1 serving (150 grams) contains 250 calories, 12.0 grams of protein, 10.0 grams of fat, and 28.0 grams of carbohydrates.
Calories |
396.8 | ||
---|---|---|---|
% Daily Value* |
|||
Total Fat | 15.9 g | 20% | |
Saturated Fat | 3.2 g | 16% | |
Polyunsaturated Fat | 0 g | ||
Cholesterol | 31.7 mg | 10% | |
Sodium | 793.7 mg | 34% | |
Total Carbohydrates | 44.4 g | 16% | |
Dietary Fiber | 4.8 g | 17% | |
Sugars | 3.2 g | ||
protein | 19.0 g | 38% | |
Vitamin D | 158.7 mcg | 793% | |
Calcium | 31.7 mg | 2% | |
Iron | 1.6 mg | 8% | |
Potassium | 476.2 mg | 10% |
* Percent Daily Values are based on a 2,000 calorie diet. Your daily values may be higher or lower depending on your calorie needs.
Sushi Roll with Avocado and Salmon is a staple of Japanese cuisine, blending creamy avocado with fresh, protein-rich salmon wrapped in seasoned rice and seaweed. This dish offers a balance of flavors and nutrients, making it a popular choice for sushi lovers worldwide. Avocado contributes heart-healthy monounsaturated fats, fiber, and essential vitamins like potassium, while salmon provides high-quality protein and omega-3 fatty acids that support brain and heart health. The nori (seaweed) is rich in iodine, which supports thyroid function, and the vinegared rice adds a touch of tangy sweetness.
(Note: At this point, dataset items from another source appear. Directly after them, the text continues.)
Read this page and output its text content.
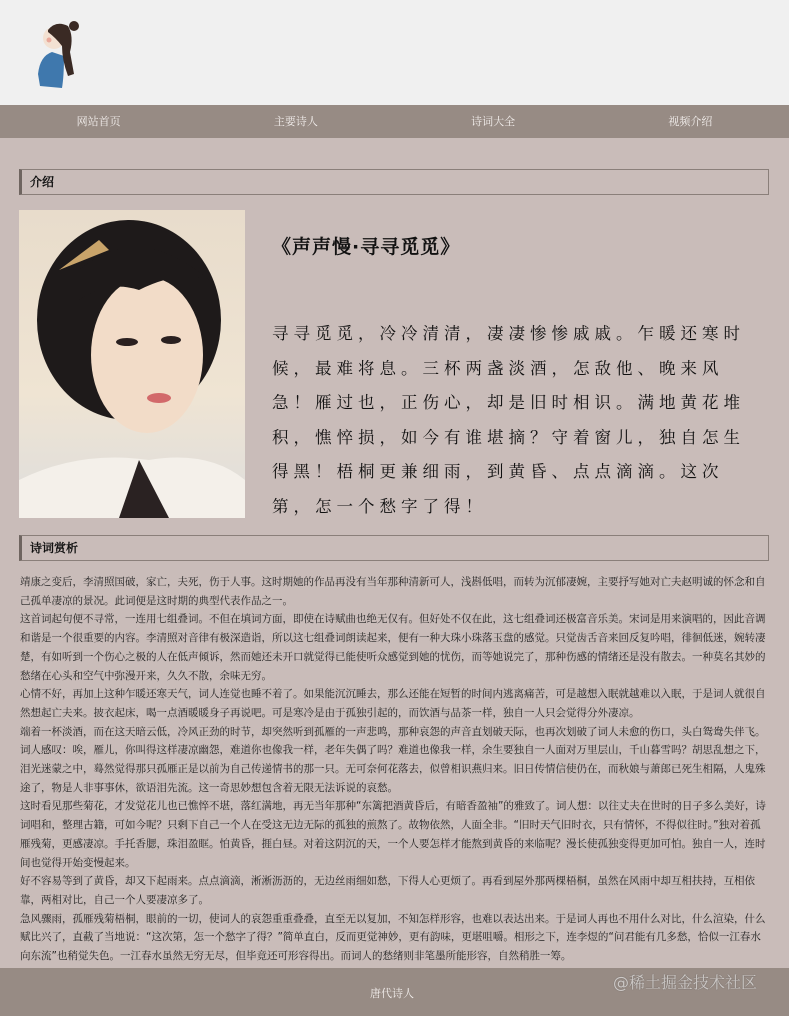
网站首页	主要诗人	诗词大全	视频介绍
介绍
《声声慢·寻寻觅觅》
寻寻觅觅，冷冷清清，凄凄惨惨戚戚。乍暖还寒时候，最难将息。三杯两盏淡酒，怎敌他、晚来风急！雁过也，正伤心，却是旧时相识。满地黄花堆积，憔悴损，如今有谁堪摘？守着窗儿，独自怎生得黑！梧桐更兼细雨，到黄昏、点点滴滴。这次第，怎一个愁字了得！
诗词赏析

靖康之变后，李清照国破，家亡，夫死，伤于人事。这时期她的作品再没有当年那种清新可人，浅斟低唱，而转为沉郁凄婉，主要抒写她对亡夫赵明诚的怀念和自己孤单凄凉的景况。此词便是这时期的典型代表作品之一。

这首词起句便不寻常，一连用七组叠词。不但在填词方面，即使在诗赋曲也绝无仅有。但好处不仅在此，这七组叠词还极富音乐美。宋词是用来演唱的，因此音调和谐是一个很重要的内容。李清照对音律有极深造诣，所以这七组叠词朗读起来，便有一种大珠小珠落玉盘的感觉。只觉齿舌音来回反复吟唱，徘徊低迷，婉转凄楚，有如听到一个伤心之极的人在低声倾诉，然而她还未开口就觉得已能使听众感觉到她的忧伤，而等她说完了，那种伤感的情绪还是没有散去。一种莫名其妙的愁绪在心头和空气中弥漫开来，久久不散，余味无穷。

心情不好，再加上这种乍暖还寒天气，词人连觉也睡不着了。如果能沉沉睡去，那么还能在短暂的时间内逃离痛苦，可是越想入眠就越难以入眠，于是词人就很自然想起亡夫来。披衣起床，喝一点酒暖暖身子再说吧。可是寒冷是由于孤独引起的，而饮酒与品茶一样，独自一人只会觉得分外凄凉。

端着一杯淡酒，而在这天暗云低，冷风正劲的时节，却突然听到孤雁的一声悲鸣，那种哀怨的声音直划破天际，也再次划破了词人未愈的伤口，头白鸳鸯失伴飞。

词人感叹：唉，雁儿，你叫得这样凄凉幽怨，难道你也像我一样，老年失偶了吗？难道也像我一样，余生要独自一人面对万里层山，千山暮雪吗？胡思乱想之下，泪光迷蒙之中，蓦然觉得那只孤雁正是以前为自己传递情书的那一只。无可奈何花落去，似曾相识燕归来。旧日传情信使仍在，而秋娘与萧郎已死生相隔，人鬼殊途了，物是人非事事休，欲语泪先流。这一奇思妙想包含着无限无法诉说的哀愁。

这时看见那些菊花，才发觉花儿也已憔悴不堪，落红满地，再无当年那种“东篱把酒黄昏后，有暗香盈袖”的雅致了。词人想：以往丈夫在世时的日子多么美好，诗词唱和，整理古籍，可如今呢？只剩下自己一个人在受这无边无际的孤独的煎熬了。故物依然，人面全非。“旧时天气旧时衣，只有情怀，不得似往时。”独对着孤雁残菊，更感凄凉。手托香腮，珠泪盈眶。怕黄昏，捱白昼。对着这阴沉的天，一个人要怎样才能熬到黄昏的来临呢？漫长使孤独变得更加可怕。独自一人，连时间也觉得开始变慢起来。

好不容易等到了黄昏，却又下起雨来。点点滴滴，淅淅沥沥的，无边丝雨细如愁，下得人心更烦了。再看到屋外那两棵梧桐，虽然在风雨中却互相扶持，互相依靠，两相对比，自己一个人要凄凉多了。

急风骤雨，孤雁残菊梧桐，眼前的一切，使词人的哀怨重重叠叠，直至无以复加，不知怎样形容，也难以表达出来。于是词人再也不用什么对比，什么渲染，什么赋比兴了，直截了当地说：“这次第，怎一个愁字了得？”简单直白，反而更觉神妙，更有韵味，更堪咀嚼。相形之下，连李煜的“问君能有几多愁，恰似一江春水向东流”也稍觉失色。一江春水虽然无穷无尽，但毕竟还可形容得出。而词人的愁绪则非笔墨所能形容，自然稍胜一筹。

唐代诗人
@稀土掘金技术社区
While nutritious, it’s important to note that sushi rolls can sometimes include added sugar or sodium in the rice. Moderation is key, especially when pairing with soy sauce, which is high in sodium. Overall, this roll is a delicious and nutrient-packed option for a satisfying meal or snack.